Investors Find No Safe Haven in Security

Following years of stellar performance by the security sector, investors in the industry’s publicly traded stocks saw a sizable portion of their prior gains melt away during 2008. With its average valuations off by about 37 percent, security was undeniably dragged down with the rest of the market.

The major U.S. stock indexes were materially impacted throughout the tumultuous year. The Dow Jones Industrial Average, which was off by 33.8 percent, suffered its worst losses since 1931. The S&P 500 ended the year down 38.5 percent, marking its third worst year, while the NASDAQ Composite was off by 40.5 percent — its worst year ever.

In security, whether you were a video analytics or access control play, a domestic alarm monitoring company or a regional integrator, or even the multinational diversified with significant security sales, 2008 hurt.

Still, the year was not without a few bright spots. Among the shards of optimism: mergers and acquisitions (M&A); selected sales and successful refinancings; the apparent shift in customers finally embracing market change; technology advancements; and the long-awaited convergence between physical and logical security. These all suggest trends that will likely hold true in 2009 and into 2010.

SECURITY SALES & INTEGRATION’s annual industry financial analysis and stocks report discusses the financial well-being of the security industry and offers an insider’s perspective of what investors and industry professionals can generally expect to see in the marketplace in 2009.

Product Sectors Suffer Pounding

Hit hardest in the security industry during 2008 were the high-multiple product sectors (with the exception of biometrics), including surveillance equipment, alarm equipment and ID solutions equipment. Those sectors suffering less value erosion were the cash flow-centric, recurring revenue businesses like alarm monitoring, integration and screening.

Surprising outliers were the biometrics and software sectors. Regarding biometrics, this is likely to be a function of increased market adoption, maturing sector cash flows and a scarcity of publicly traded comparables.

For security software, again the maturing cash flows is a likely contributor but more importantly is the need to continuously invest in IT security to protect existing physical and logical investments. This thusly drives a relatively sustainable sales profile.
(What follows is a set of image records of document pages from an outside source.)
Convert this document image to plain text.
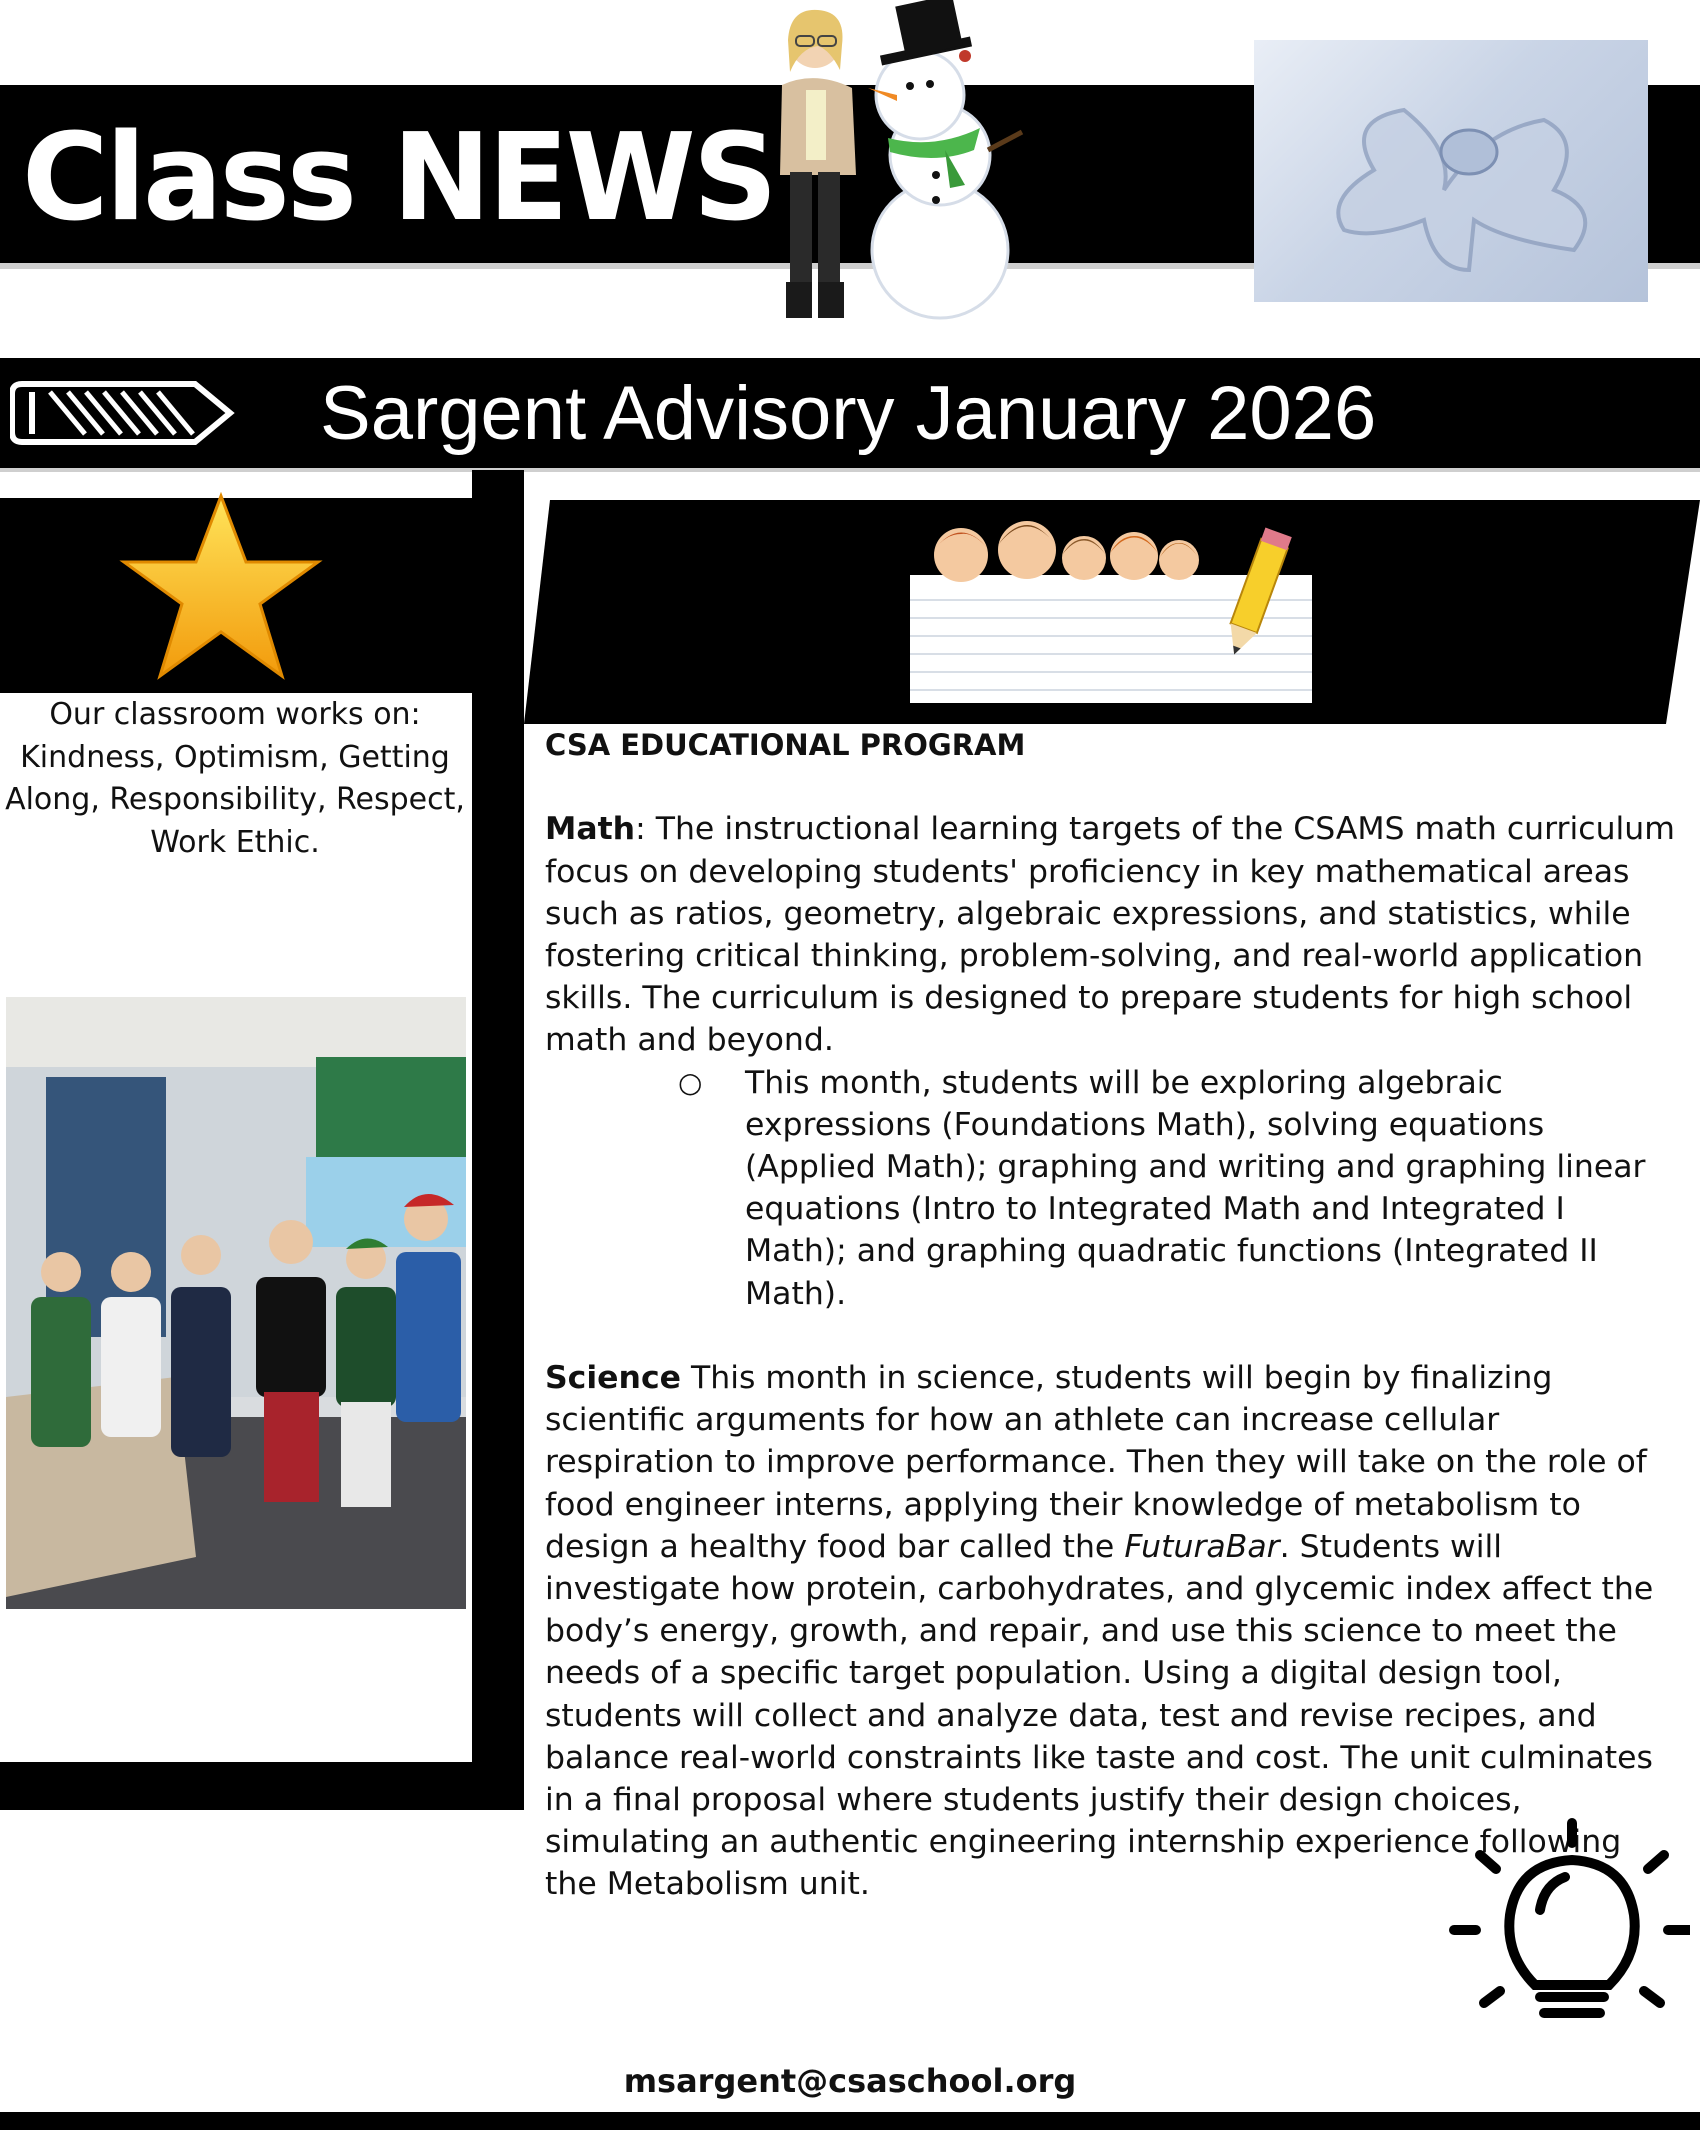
Class NEWS
Sargent Advisory January 2026
Our classroom works on: Kindness, Optimism, Getting Along, Responsibility, Respect, Work Ethic.

CSA EDUCATIONAL PROGRAM

Math: The instructional learning targets of the CSAMS math curriculum focus on developing students' proficiency in key mathematical areas such as ratios, geometry, algebraic expressions, and statistics, while fostering critical thinking, problem-solving, and real-world application skills. The curriculum is designed to prepare students for high school math and beyond.

○ This month, students will be exploring algebraic expressions (Foundations Math), solving equations (Applied Math); graphing and writing and graphing linear equations (Intro to Integrated Math and Integrated I Math); and graphing quadratic functions (Integrated II Math).

Science This month in science, students will begin by finalizing scientific arguments for how an athlete can increase cellular respiration to improve performance. Then they will take on the role of food engineer interns, applying their knowledge of metabolism to design a healthy food bar called the FuturaBar. Students will investigate how protein, carbohydrates, and glycemic index affect the body’s energy, growth, and repair, and use this science to meet the needs of a specific target population. Using a digital design tool, students will collect and analyze data, test and revise recipes, and balance real-world constraints like taste and cost. The unit culminates in a final proposal where students justify their design choices, simulating an authentic engineering internship experience following the Metabolism unit.

msargent@csaschool.org
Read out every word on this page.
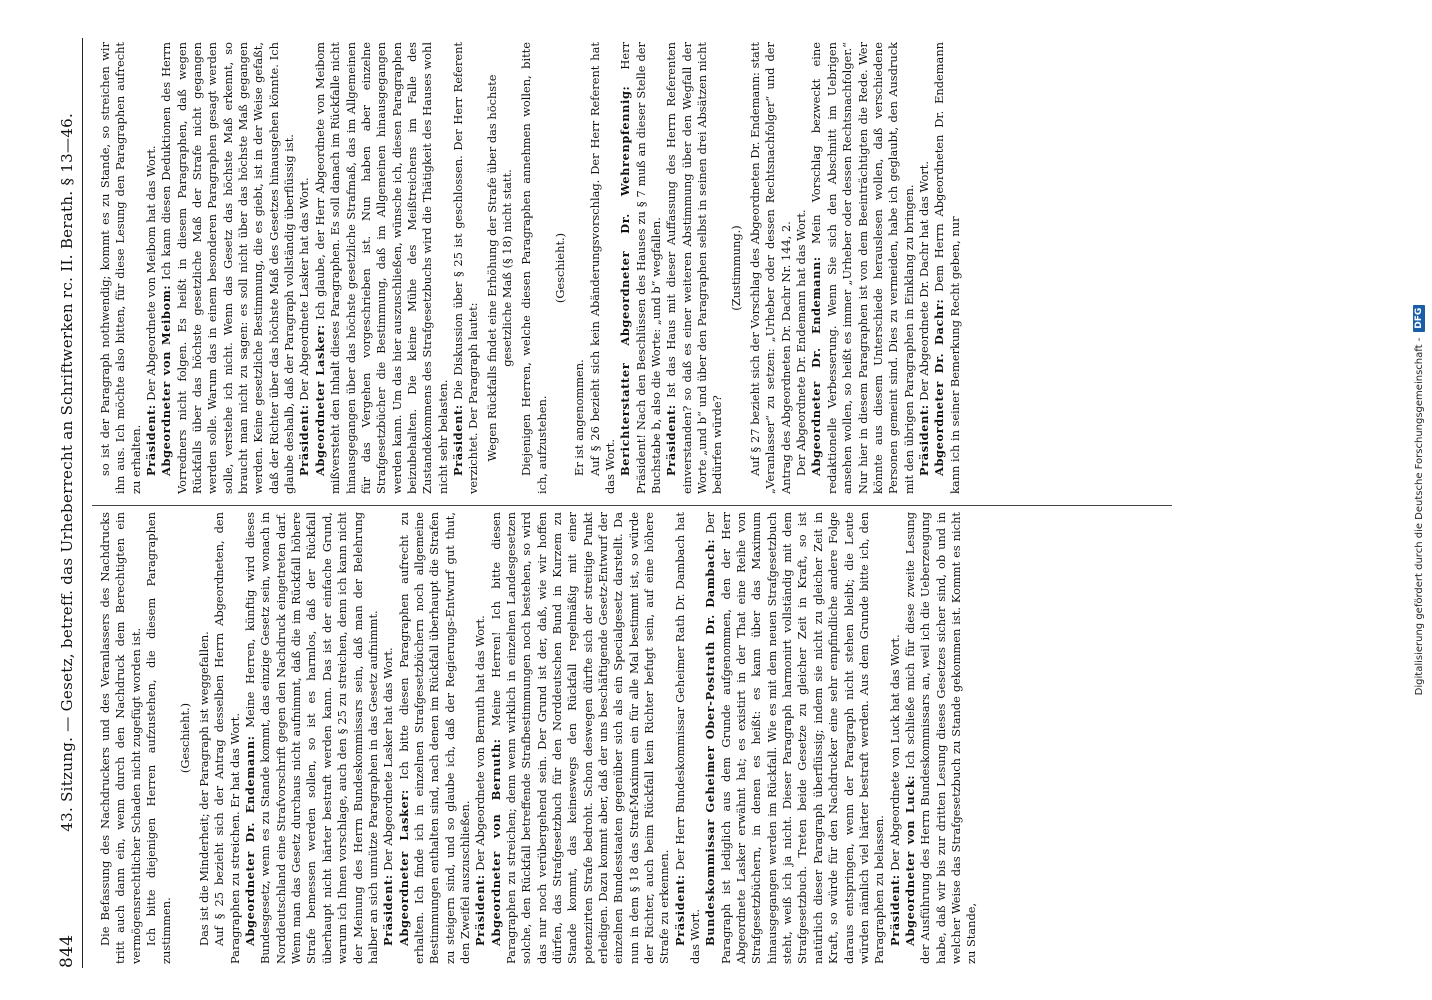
844
43. Sitzung. — Gesetz, betreff. das Urheberrecht an Schriftwerken rc. II. Berath. § 13—46. Die Befassung des Nachdruckers und des Veranlassers des Nachdrucks tritt auch dann ein, wenn durch den Nachdruck dem Berechtigten ein vermögensrechtlicher Schaden nicht zugefügt worden ist. Ich bitte diejenigen Herren aufzustehen, die diesem Paragraphen zustimmen.
(Geschieht.) Das ist die Minderheit; der Paragraph ist weggefallen. Auf § 25 bezieht sich der Antrag desselben Herrn Abgeordneten, den Paragraphen zu streichen. Er hat das Wort. Abgeordneter Dr. Endemann: Meine Herren, künftig wird dieses Bundesgesetz, wenn es zu Stande kommt, das einzige Gesetz sein, wonach in Norddeutschland eine Strafvorschrift gegen den Nachdruck eingetreten darf. Wenn man das Gesetz durchaus nicht aufnimmt, daß die im Rückfall höhere Strafe bemessen werden sollen, so ist es harmlos, daß der Rückfall überhaupt nicht härter bestraft werden kann. Das ist der einfache Grund, warum ich Ihnen vorschlage, auch den § 25 zu streichen, denn ich kann nicht der Meinung des Herrn Bundeskommissars sein, daß man der Belehrung halber an sich unnütze Paragraphen in das Gesetz aufnimmt. Präsident: Der Abgeordnete Lasker hat das Wort. Abgeordneter Lasker: Ich bitte diesen Paragraphen aufrecht zu erhalten. Ich finde ich in einzelnen Strafgesetzbüchern noch allgemeine Bestimmungen enthalten sind, nach denen im Rückfall überhaupt die Strafen zu steigern sind, und so glaube ich, daß der Regierungs-Entwurf gut thut, den Zweifel auszuschließen. Präsident: Der Abgeordnete von Bernuth hat das Wort. Abgeordneter von Bernuth: Meine Herren! Ich bitte diesen Paragraphen zu streichen; denn wenn wirklich in einzelnen Landesgesetzen solche, den Rückfall betreffende Strafbestimmungen noch bestehen, so wird das nur noch verübergehend sein. Der Grund ist der, daß, wie wir hoffen dürfen, das Strafgesetzbuch für den Norddeutschen Bund in Kurzem zu Stande kommt, das keineswegs den Rückfall regelmäßig mit einer potenzirten Strafe bedroht. Schon deswegen dürfte sich der streitige Punkt erledigen. Dazu kommt aber, daß der uns beschäftigende Gesetz-Entwurf der einzelnen Bundesstaaten gegenüber sich als ein Specialgesetz darstellt. Da nun in dem § 18 das Straf-Maximum ein für alle Mal bestimmt ist, so würde der Richter, auch beim Rückfall kein Richter befugt sein, auf eine höhere Strafe zu erkennen. Präsident: Der Herr Bundeskommissar Geheimer Rath Dr. Dambach hat das Wort. Bundeskommissar Geheimer Ober-Postrath Dr. Dambach: Der Paragraph ist lediglich aus dem Grunde aufgenommen, den der Herr Abgeordnete Lasker erwähnt hat; es existirt in der That eine Reihe von Strafgesetzbüchern, in denen es heißt: es kann über das Maximum hinausgegangen werden im Rückfall. Wie es mit dem neuen Strafgesetzbuch steht, weiß ich ja nicht. Dieser Paragraph harmonirt vollständig mit dem Strafgesetzbuch. Treten beide Gesetze zu gleicher Zeit in Kraft, so ist natürlich dieser Paragraph überflüssig; indem sie nicht zu gleicher Zeit in Kraft, so würde für den Nachdrucker eine sehr empfindliche andere Folge daraus entspringen, wenn der Paragraph nicht stehen bleibt; die Leute würden nämlich viel härter bestraft werden. Aus dem Grunde bitte ich, den Paragraphen zu belassen. Präsident: Der Abgeordnete von Luck hat das Wort. Abgeordneter von Luck: Ich schließe mich für diese zweite Lesung der Ausführung des Herrn Bundeskommissars an, weil ich die Ueberzeugung habe, daß wir bis zur dritten Lesung dieses Gesetzes sicher sind, ob und in welcher Weise das Strafgesetzbuch zu Stande gekommen ist. Kommt es nicht zu Stande,
so ist der Paragraph nothwendig; kommt es zu Stande, so streichen wir ihn aus. Ich möchte also bitten, für diese Lesung den Paragraphen aufrecht zu erhalten. Präsident: Der Abgeordnete von Meibom hat das Wort. Abgeordneter von Meibom: Ich kann diesen Deduktionen des Herrn Vorredners nicht folgen. Es heißt in diesem Paragraphen, daß wegen Rückfalls über das höchste gesetzliche Maß der Strafe nicht gegangen werden solle. Warum das in einem besonderen Paragraphen gesagt werden solle, verstehe ich nicht. Wenn das Gesetz das höchste Maß erkennt, so braucht man nicht zu sagen: es soll nicht über das höchste Maß gegangen werden. Keine gesetzliche Bestimmung, die es giebt, ist in der Weise gefaßt, daß der Richter über das höchste Maß des Gesetzes hinausgehen könnte. Ich glaube deshalb, daß der Paragraph vollständig überflüssig ist. Präsident: Der Abgeordnete Lasker hat das Wort. Abgeordneter Lasker: Ich glaube, der Herr Abgeordnete von Meibom mißversteht den Inhalt dieses Paragraphen. Es soll danach im Rückfalle nicht hinausgegangen über das höchste gesetzliche Strafmaß, das im Allgemeinen für das Vergehen vorgeschrieben ist. Nun haben aber einzelne Strafgesetzbücher die Bestimmung, daß im Allgemeinen hinausgegangen werden kann. Um das hier auszuschließen, wünsche ich, diesen Paragraphen beizubehalten. Die kleine Mühe des Meißtreichens im Falle des Zustandekommens des Strafgesetzbuchs wird die Thätigkeit des Hauses wohl nicht sehr belasten. Präsident: Die Diskussion über § 25 ist geschlossen. Der Herr Referent verzichtet. Der Paragraph lautet: Wegen Rückfalls findet eine Erhöhung der Strafe über das höchste gesetzliche Maß (§ 18) nicht statt. Diejenigen Herren, welche diesen Paragraphen annehmen wollen, bitte ich, aufzustehen.
(Geschieht.)
Er ist angenommen. Auf § 26 bezieht sich kein Abänderungsvorschlag. Der Herr Referent hat das Wort. Berichterstatter Abgeordneter Dr. Wehrenpfennig: Herr Präsident! Nach den Beschlüssen des Hauses zu § 7 muß an dieser Stelle der Buchstabe b, also die Worte: „und b“ wegfallen. Präsident: Ist das Haus mit dieser Auffassung des Herrn Referenten einverstanden? so daß es einer weiteren Abstimmung über den Wegfall der Worte „und b“ und über den Paragraphen selbst in seinen drei Absätzen nicht bedürfen würde?
(Zustimmung.) Auf § 27 bezieht sich der Vorschlag des Abgeordneten Dr. Endemann: statt „Veranlasser“ zu setzen: „Urheber oder dessen Rechtsnachfolger“ und der Antrag des Abgeordneten Dr. Dachr Nr. 144, 2. Der Abgeordnete Dr. Endemann hat das Wort. Abgeordneter Dr. Endemann: Mein Vorschlag bezweckt eine redaktionelle Verbesserung. Wenn Sie sich den Abschnitt im Uebrigen ansehen wollen, so heißt es immer „Urheber oder dessen Rechtsnachfolger.“ Nur hier in diesem Paragraphen ist von dem Beeinträchtigten die Rede. Wer könnte aus diesem Unterschiede herauslesen wollen, daß verschiedene Personen gemeint sind. Dies zu vermeiden, habe ich geglaubt, den Ausdruck mit den übrigen Paragraphen in Einklang zu bringen. Präsident: Der Abgeordnete Dr. Dachr hat das Wort. Abgeordneter Dr. Dachr: Dem Herrn Abgeordneten Dr. Endemann kann ich in seiner Bemerkung Recht geben, nur	Digitalisierung gefördert durch die Deutsche Forschungsgemeinschaft -
DFG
Across all sectors, the more commodity-oriented the product or service, the worse it fared in the declining market. This idea is not new and should be a continuing focus for all industry participants — differentiate or be at risk. As with other industries, if your sole means of differentiation is price and/or service, there is a greater risk that you will suffer valuation compression and potential substitution from competitors or replacements.

Causes Aplenty for Decline

Clearly, the credit crisis and subprime meltdown were large factors influencing the overall market performance. That said, a number of particularly relevant macro-economic factors contributed to market and sector declines, and should be actively monitored going forward. Important among these: housing starts, commercial building/lodging occupancy rates and starts, and general economic health indicators (such as CEO/CFO confidence, unemployment, consumer spending, credit card default rates, etc.).

For instance, according to a recent study by Bank of America, less than one-third of U.S. manufacturing company CFOs believe the U.S. economy will expand during 2009.